Ähnliche Entwicklungen sind weltweit zu beobachten. Der „Bloomberg Global Developed Sovereign Bond Index“ befindet sich mit 0,62 Prozent auf dem niedrigsten Stand seit 2010. Weltweit werden Anleihen mit Negativrenditen in einem Volumen von neun Billionen Euro gehandelt. Für Sparer, Banken und Versicherungen als Hauptabnehmer von Staatsanleihen werden sichere alternative Anlagen knapp, daher sprechen manche Analysten bereits von einem Anlagenotstand in diesem Segment.

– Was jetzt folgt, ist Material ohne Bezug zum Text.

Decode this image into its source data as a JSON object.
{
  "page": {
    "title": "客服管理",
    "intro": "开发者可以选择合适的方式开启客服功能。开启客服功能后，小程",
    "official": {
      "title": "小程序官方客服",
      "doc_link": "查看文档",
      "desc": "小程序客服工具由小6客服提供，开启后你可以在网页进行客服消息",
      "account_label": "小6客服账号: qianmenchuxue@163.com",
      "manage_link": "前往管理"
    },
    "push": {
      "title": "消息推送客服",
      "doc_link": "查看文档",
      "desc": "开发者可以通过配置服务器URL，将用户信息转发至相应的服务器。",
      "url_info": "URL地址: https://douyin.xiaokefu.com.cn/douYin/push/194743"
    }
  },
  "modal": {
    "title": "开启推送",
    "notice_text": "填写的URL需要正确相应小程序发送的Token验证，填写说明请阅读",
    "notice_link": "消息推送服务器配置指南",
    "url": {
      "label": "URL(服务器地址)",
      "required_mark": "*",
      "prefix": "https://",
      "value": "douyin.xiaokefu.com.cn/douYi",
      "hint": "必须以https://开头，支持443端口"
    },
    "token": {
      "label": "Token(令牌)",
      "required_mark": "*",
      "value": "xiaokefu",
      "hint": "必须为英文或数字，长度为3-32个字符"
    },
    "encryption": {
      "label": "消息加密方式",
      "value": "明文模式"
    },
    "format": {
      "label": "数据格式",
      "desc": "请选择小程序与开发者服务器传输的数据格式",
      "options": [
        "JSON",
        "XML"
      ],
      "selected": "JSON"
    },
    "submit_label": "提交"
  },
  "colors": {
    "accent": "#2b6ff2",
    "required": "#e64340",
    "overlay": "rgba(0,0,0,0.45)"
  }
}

Doch was treibt die Anleger dazu, trotz negativer Renditen weiterhin in deutsche Staatsanleihen zu investieren? Ein Hauptpunkt hierbei ist das Vorgehen der Europäischen Zentralbank, welche im Rahmen ihrer lockeren Geldpolitik den Markt mit ausreichend günstiger Liquidität versorgt. Seit letzter Woche werden auch Unternehmensanleihen von der EZB gekauft. Auch dieses Geld will reinvestiert werden, Versicherungen und Banken haben durch gesetzliche Auflagen dabei keine Möglichkeiten, auf riskantere Alternativen auszuweichen und noch sind Sparer nicht bereit mehr Risiko zu tragen. Weitere Faktoren sind ein unsicheres Marktumfeld, erschaffen durch politische Risiken. Der mögliche Austritt Großbritanniens aus der Europäischen Union sowie die europäische Flüchtlingskrise tragen einen Teil zur Unsicherheit an den Märkten bei. Deutschland erscheint den Sparern aufgrund der stabilen politischen und wirtschaftlichen Lage dabei als sicherer Hafen für ihre Geldanlage. Wie lange sich dieser Trend fortsetzen wird, lässt sich nicht mit Sicherheit voraussagen. Eine zu rapide verlaufende Zinsnormalisierung könnte zu massiven Abschreibungen auf dem europäischen Anleihenmarkt und womöglich in eine neue Finanzkrise führen. Festzuhalten bleibt, dass sich sichere Anlagen in einer unsicheren Welt weiterhin größter Beliebtheit erfreuen werden, auch bei Negativzinsen.